However, currently, Italy is struggling with spending money on time and keeping up with the RRF conditions and requirements. The RRF requires member states to first achieve their targets and milestones under the respective operational arrangement connected to the RRP before receiving the next instalment.

On 27th March the European Commission put out a decision to postpone the disbursement of the third instalment of the plan comprising €19 billion to properly assess if Italy met the requirements to receive the next payment of funds. According to the Ministry of Economy and Finance NADEF report of September 2022, increasing inflation and difficulties with the spending process are responsible for Italy´s slow rate of spending for its RRP. The main issue is that most investments are to be realised by the public sector, which requires a complex and hence lengthy spending procedure with calls for tenders before the actual assignment of funds. The Italian bureaucratic machinery, which is just an all too familiar Italian problem, can be seen as one of the main reasons for the delays. Procedures are simply too slow and complex to handle huge amounts of funding in a short time. Especially smaller municipalities are struggling to manage the increased budgets due to being understaffed and unprepared. A gap seems to come to show that while Italy was capable to secure huge amounts of funding from the EU, the country does not seem able to follow through with the investments. Italy has only spent just over a third of the €67 billion already received and is expected to still be €15 billion short by the end of the year. Minister for Economy and Finance Giancarlo Giorgetti is hence pushing for a one-year extension until 2027 to spend the money and complete the projects.

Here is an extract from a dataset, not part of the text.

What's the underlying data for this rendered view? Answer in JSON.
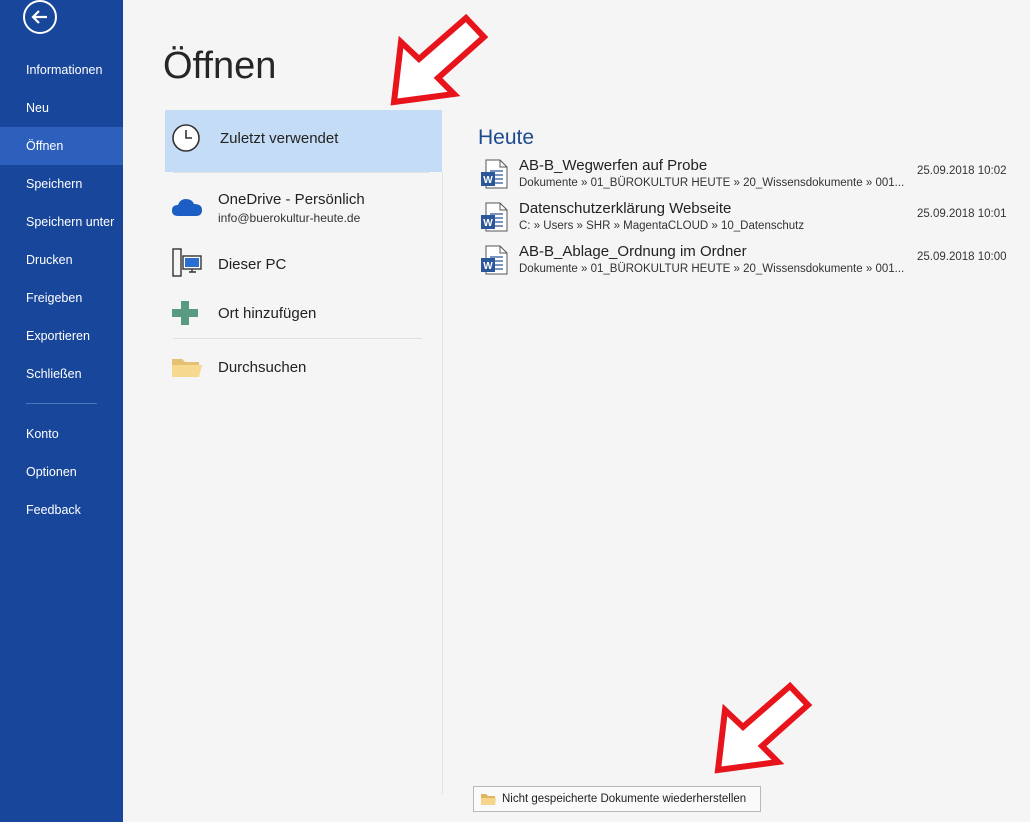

But not only an extension of the ultimate deadline is being discussed in Italy. Since Prime Minister Giorgia Meloni took office in October 2022, an overhaul of plans of the RRP previously set up under the Draghi government is out in the open. Meloni blames high inflation rates and the war in Ukraine for Italy becoming unable to follow through with its now ostensibly unrealistic national spending plan for the RRF. A call for more flexibility in the use of EU funding is getting loud with Meloni´s cabinet pushing to redirect some investments to REPOwerEU, which as a cohesion fund can be more easily accessed and spent until 2029. However, reopening legislation among member states is seen as problematic in securing unanimous agreement.

While Italy is seriously reassessing its investment plans, it is hoped that the RRF will enable Italy to recover and be resilient to eventually write another economic success chapter comparable to the 1950s and early 1960s and not turn into an economic disaster due to governance and political failures.